The ECB has estimated that a blanket US tariff would lower euro zone growth by 0.3 percentage points in the first year, and EU counter-tariffs on the US would raise the damage to half a percentage point.

New York

Waves of volatility shook markets with stocks getting whipsawed as traders searched for a bottom in the sell-off triggered by Donald Trump’s trade war.

Equities swung between gains and losses, with the S&P 500’s 7 per cent intraday move being the biggest since the bear market of 2020.

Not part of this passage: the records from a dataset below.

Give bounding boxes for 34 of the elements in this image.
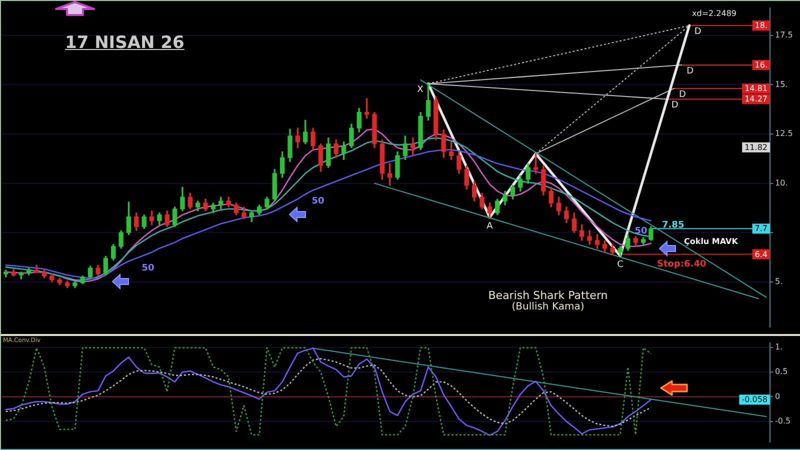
annotation: 50 [142,263,154,274]
y-tick-label: 0.5 [775,367,788,376]
data-label: D [686,66,694,76]
data-label: D [694,26,702,37]
y-tick-label: 10. [775,178,788,188]
data-label: D [671,100,678,110]
data-label: 16. [754,60,768,70]
y-tick-label: 12.5 [775,129,793,138]
annotation: -0.058 [742,395,768,404]
data-label: D [679,90,686,100]
text: 17 NISAN 26 [65,33,184,53]
annotation: 11.82 [744,142,768,152]
annotation: (Bullish Kama) [512,302,584,313]
data-label: A [486,222,494,232]
annotation: Bearish Shark Pattern [488,288,608,302]
data-label: 18. [754,21,768,30]
y-tick-label: -0.5 [775,416,791,426]
annotation: 50 [312,196,324,206]
y-tick-label: 0 [775,392,780,401]
data-label: C [617,260,624,270]
y-tick-label: 1. [775,342,783,352]
data-label: X [417,85,424,96]
data-label: 6.4 [754,250,768,259]
annotation: Çoklu MAVK [684,237,739,246]
data-label: 14.27 [744,94,768,104]
annotation: xd=2.2489 [692,9,737,18]
data-label: 7.7 [754,224,768,234]
y-tick-label: 15. [775,80,788,89]
y-tick-label: 5. [775,276,783,286]
annotation: 7.85 [662,220,684,230]
data-label: 14.81 [744,84,768,94]
y-tick-label: 17.5 [775,30,793,40]
annotation: Stop:6.40 [657,259,706,270]
annotation: 50 [634,226,648,236]
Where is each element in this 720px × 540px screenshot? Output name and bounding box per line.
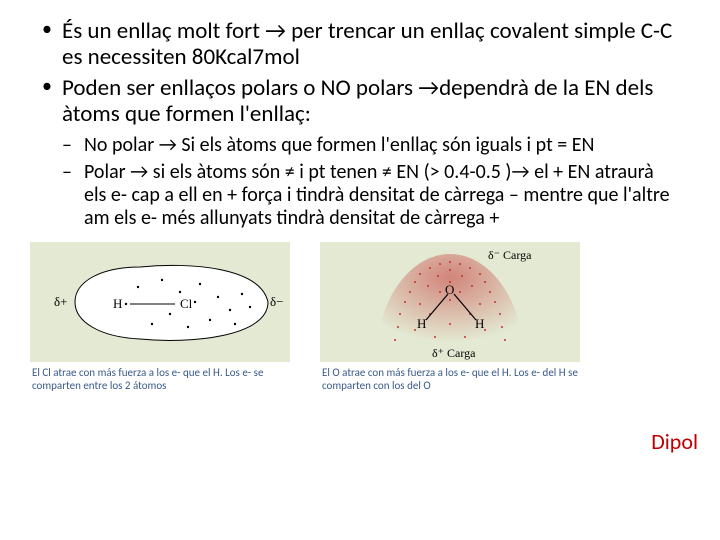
h2o-caption: El O atrae con más fuerza a los e- que e… (320, 366, 580, 392)
h2o-bottom-label: δ⁺ Carga (432, 346, 475, 361)
hcl-h-label: H (113, 296, 122, 312)
figure-hcl-image: δ+ H Cl δ− (30, 242, 290, 362)
figure-h2o-image: δ⁻ Carga O H H δ⁺ Carga (320, 242, 580, 362)
dipol-label: Dipol (651, 428, 698, 455)
hcl-delta-plus: δ+ (54, 294, 67, 310)
bullet-2: Poden ser enllaços polars o NO polars →d… (40, 75, 680, 128)
h2o-o-label: O (445, 282, 454, 298)
sub-bullets: No polar → Si els àtoms que formen l'enl… (40, 134, 680, 230)
hcl-svg (30, 242, 290, 362)
figure-hcl: δ+ H Cl δ− El Cl atrae con más fuerza a … (30, 242, 290, 392)
slide-content: És un enllaç molt fort → per trencar un … (0, 0, 720, 230)
sub-bullet-2: Polar → si els àtoms són ≠ i pt tenen ≠ … (40, 161, 680, 230)
h2o-h-right: H (475, 316, 484, 332)
main-bullets: És un enllaç molt fort → per trencar un … (40, 18, 680, 128)
bullet-1: És un enllaç molt fort → per trencar un … (40, 18, 680, 71)
figure-h2o: δ⁻ Carga O H H δ⁺ Carga El O atrae con m… (320, 242, 580, 392)
figure-row: δ+ H Cl δ− El Cl atrae con más fuerza a … (0, 234, 720, 392)
hcl-caption: El Cl atrae con más fuerza a los e- que … (30, 366, 290, 392)
h2o-h-left: H (417, 316, 426, 332)
hcl-delta-minus: δ− (270, 294, 283, 310)
sub-bullet-1: No polar → Si els àtoms que formen l'enl… (40, 134, 680, 157)
h2o-top-label: δ⁻ Carga (488, 248, 531, 263)
hcl-cl-label: Cl (180, 296, 192, 312)
h2o-svg (320, 242, 580, 362)
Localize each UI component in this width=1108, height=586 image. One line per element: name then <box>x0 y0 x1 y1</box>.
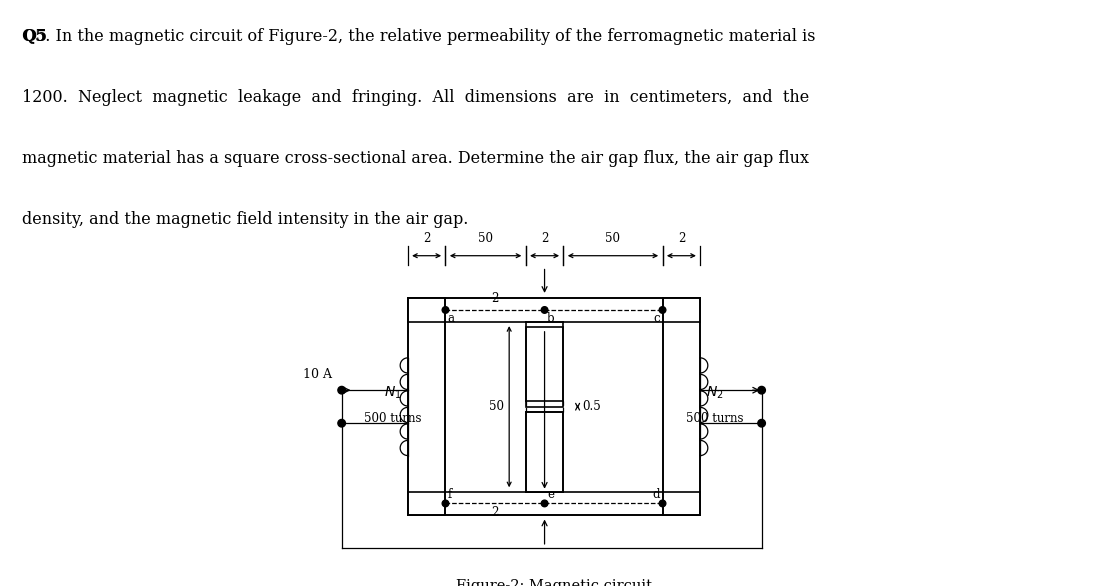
Circle shape <box>338 420 346 427</box>
Text: 1200.  Neglect  magnetic  leakage  and  fringing.  All  dimensions  are  in  cen: 1200. Neglect magnetic leakage and fring… <box>22 89 809 106</box>
Circle shape <box>442 306 449 314</box>
Circle shape <box>659 306 666 314</box>
Text: 0.5: 0.5 <box>583 400 601 413</box>
Text: Q5. In the magnetic circuit of Figure-2, the relative permeability of the ferrom: Q5. In the magnetic circuit of Figure-2,… <box>22 28 815 45</box>
Bar <box>525 413 564 492</box>
Text: e: e <box>547 488 554 501</box>
Text: 50: 50 <box>605 232 620 246</box>
Text: 2: 2 <box>541 232 548 246</box>
Bar <box>564 322 663 492</box>
Text: 500 turns: 500 turns <box>686 412 743 425</box>
Text: density, and the magnetic field intensity in the air gap.: density, and the magnetic field intensit… <box>22 211 469 228</box>
Circle shape <box>442 500 449 507</box>
Circle shape <box>659 500 666 507</box>
Text: 10 A: 10 A <box>304 368 332 381</box>
Text: 50: 50 <box>490 400 504 413</box>
Text: 2: 2 <box>423 232 430 246</box>
Text: 500 turns: 500 turns <box>365 412 422 425</box>
Text: b: b <box>547 312 554 325</box>
Text: 50: 50 <box>478 232 493 246</box>
Text: f: f <box>448 488 452 501</box>
Bar <box>445 322 525 492</box>
Text: $N_2$: $N_2$ <box>706 384 724 401</box>
Bar <box>408 298 445 515</box>
Text: 2: 2 <box>491 292 499 305</box>
Bar <box>408 298 700 322</box>
Bar <box>408 492 700 515</box>
Circle shape <box>758 420 766 427</box>
Text: $N_1$: $N_1$ <box>384 384 402 401</box>
Text: Q5: Q5 <box>22 28 47 45</box>
Text: d: d <box>653 488 660 501</box>
Bar <box>525 328 564 407</box>
Text: Figure-2: Magnetic circuit: Figure-2: Magnetic circuit <box>456 579 652 586</box>
Circle shape <box>758 386 766 394</box>
Text: 2: 2 <box>491 506 499 519</box>
Circle shape <box>542 306 547 314</box>
Circle shape <box>542 500 547 507</box>
Bar <box>663 298 700 515</box>
Text: magnetic material has a square cross-sectional area. Determine the air gap flux,: magnetic material has a square cross-sec… <box>22 150 809 167</box>
Text: a: a <box>448 312 455 325</box>
Text: c: c <box>654 312 660 325</box>
Text: 2: 2 <box>678 232 685 246</box>
Circle shape <box>338 386 346 394</box>
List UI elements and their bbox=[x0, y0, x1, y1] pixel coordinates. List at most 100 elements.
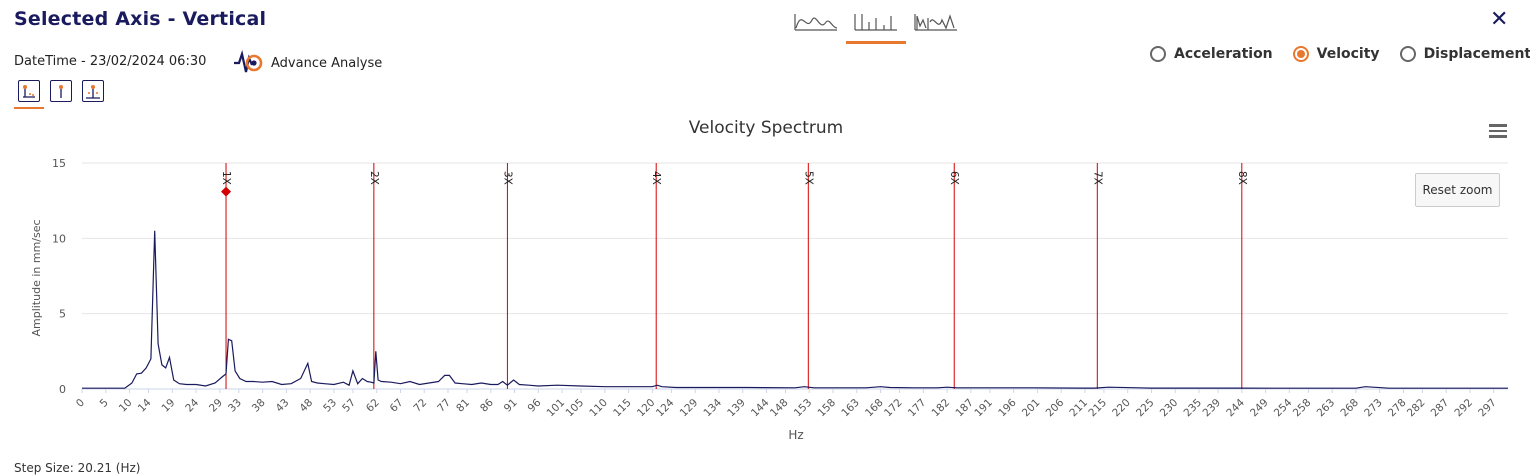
radio-displacement[interactable]: Displacement bbox=[1399, 46, 1530, 62]
radio-velocity-label: Velocity bbox=[1316, 46, 1380, 62]
sideband-cursor-icon[interactable] bbox=[82, 80, 104, 102]
spectrum-chart[interactable]: Velocity Spectrum Amplitude in mm/sec Hz… bbox=[0, 0, 1530, 460]
chart-title: Velocity Spectrum bbox=[689, 118, 843, 138]
x-tick-label: 48 bbox=[297, 397, 315, 415]
x-tick-label: 120 bbox=[635, 397, 658, 420]
datetime-label: DateTime - 23/02/2024 06:30 bbox=[14, 54, 207, 69]
x-tick-label: 268 bbox=[1338, 397, 1361, 420]
radio-velocity-circle[interactable] bbox=[1292, 46, 1309, 62]
x-tick-label: 134 bbox=[701, 396, 724, 419]
advance-analyse-link[interactable]: Advance Analyse bbox=[233, 50, 382, 76]
y-tick-label: 0 bbox=[59, 383, 66, 396]
y-tick-label: 5 bbox=[59, 308, 66, 321]
view-tabs bbox=[790, 10, 962, 44]
combined-view-icon[interactable] bbox=[910, 10, 962, 44]
radio-acceleration[interactable]: Acceleration bbox=[1150, 46, 1273, 62]
x-tick-label: 43 bbox=[274, 397, 292, 415]
x-tick-label: 206 bbox=[1044, 396, 1067, 419]
harmonic-label-6x: 6X bbox=[948, 171, 960, 185]
y-tick-label: 15 bbox=[52, 157, 66, 170]
x-tick-label: 72 bbox=[411, 397, 429, 415]
x-tick-label: 220 bbox=[1110, 397, 1133, 420]
x-tick-label: 101 bbox=[545, 397, 568, 420]
x-tick-label: 230 bbox=[1158, 397, 1181, 420]
cursor-tools bbox=[14, 80, 104, 109]
x-tick-label: 29 bbox=[207, 397, 225, 415]
harmonic-label-8x: 8X bbox=[1236, 171, 1248, 185]
harmonic-label-2x: 2X bbox=[368, 171, 380, 185]
x-tick-label: 0 bbox=[74, 397, 87, 410]
x-tick-label: 235 bbox=[1181, 397, 1204, 420]
x-tick-label: 278 bbox=[1386, 397, 1409, 420]
x-tick-label: 148 bbox=[768, 397, 791, 420]
x-tick-label: 282 bbox=[1405, 397, 1428, 420]
x-tick-label: 24 bbox=[183, 396, 201, 414]
x-tick-label: 124 bbox=[654, 396, 677, 419]
radio-velocity[interactable]: Velocity bbox=[1292, 46, 1380, 62]
x-tick-label: 86 bbox=[478, 396, 496, 414]
x-tick-label: 168 bbox=[863, 397, 886, 420]
harmonic-label-3x: 3X bbox=[501, 171, 513, 185]
page-title: Selected Axis - Vertical bbox=[14, 8, 267, 30]
x-axis-label: Hz bbox=[788, 428, 803, 442]
step-size-label: Step Size: 20.21 (Hz) bbox=[14, 461, 141, 475]
radio-acceleration-circle[interactable] bbox=[1150, 46, 1166, 62]
radio-acceleration-label: Acceleration bbox=[1174, 46, 1273, 62]
x-tick-label: 91 bbox=[502, 397, 520, 415]
x-tick-label: 53 bbox=[321, 397, 339, 415]
harmonic-label-5x: 5X bbox=[802, 171, 814, 185]
x-tick-label: 273 bbox=[1362, 397, 1385, 420]
measure-selector: Acceleration Velocity Displacement bbox=[1150, 46, 1530, 62]
harmonic-label-1x: 1X bbox=[220, 171, 232, 185]
x-tick-label: 115 bbox=[611, 397, 634, 420]
x-tick-label: 19 bbox=[159, 397, 177, 415]
waveform-view-icon[interactable] bbox=[790, 10, 842, 44]
x-tick-label: 144 bbox=[749, 396, 772, 419]
x-tick-label: 287 bbox=[1429, 397, 1452, 420]
radio-displacement-circle[interactable] bbox=[1399, 46, 1416, 62]
harmonic-cursor-icon[interactable] bbox=[14, 80, 44, 109]
chart-menu-icon[interactable] bbox=[1489, 124, 1507, 140]
advance-analyse-icon bbox=[234, 50, 263, 73]
x-tick-label: 105 bbox=[564, 397, 587, 420]
y-tick-label: 10 bbox=[52, 232, 66, 245]
x-tick-label: 211 bbox=[1067, 397, 1090, 420]
x-tick-label: 158 bbox=[815, 397, 838, 420]
x-tick-label: 244 bbox=[1224, 396, 1247, 419]
x-tick-label: 96 bbox=[525, 396, 543, 414]
selected-point-marker[interactable] bbox=[221, 186, 232, 197]
x-tick-label: 196 bbox=[996, 396, 1019, 419]
x-tick-label: 67 bbox=[388, 397, 406, 415]
harmonic-label-4x: 4X bbox=[650, 171, 662, 185]
x-tick-label: 81 bbox=[454, 397, 472, 415]
x-tick-label: 163 bbox=[839, 397, 862, 420]
x-tick-label: 153 bbox=[792, 397, 815, 420]
x-tick-label: 177 bbox=[906, 397, 929, 420]
x-tick-label: 57 bbox=[340, 397, 358, 415]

Such intensity underscores the challenges investors are facing as they navigate a myriad of headlines around tariffs. A $9.5 trillion global wipeout drove the US equity benchmark down almost 20 per cent from its record high. The bond market also experienced wild swings, with 10-year yields climbing 12 basis points after earlier tumbling about as much.

Traders are bracing for another bumpy week amid concerns that a full-fledged trade war will sink the economy into a recession.

Hedge funds recorded their largest-ever one-day net sales of global equities on the first day of trading after Mr Trump’s sweeping tariffs announcement, according to Goldman Sachs Group Inc.’s prime brokerage desk. The same division at JPMorgan Chase, which also saw aggressive selling among hedge funds, said declines in positioning would indicate the market is getting close to a tactical bottom.

Wall Street forecasters are racing to temper their views on US equities as Trump’s sweeping tariffs threaten to upend the global economy.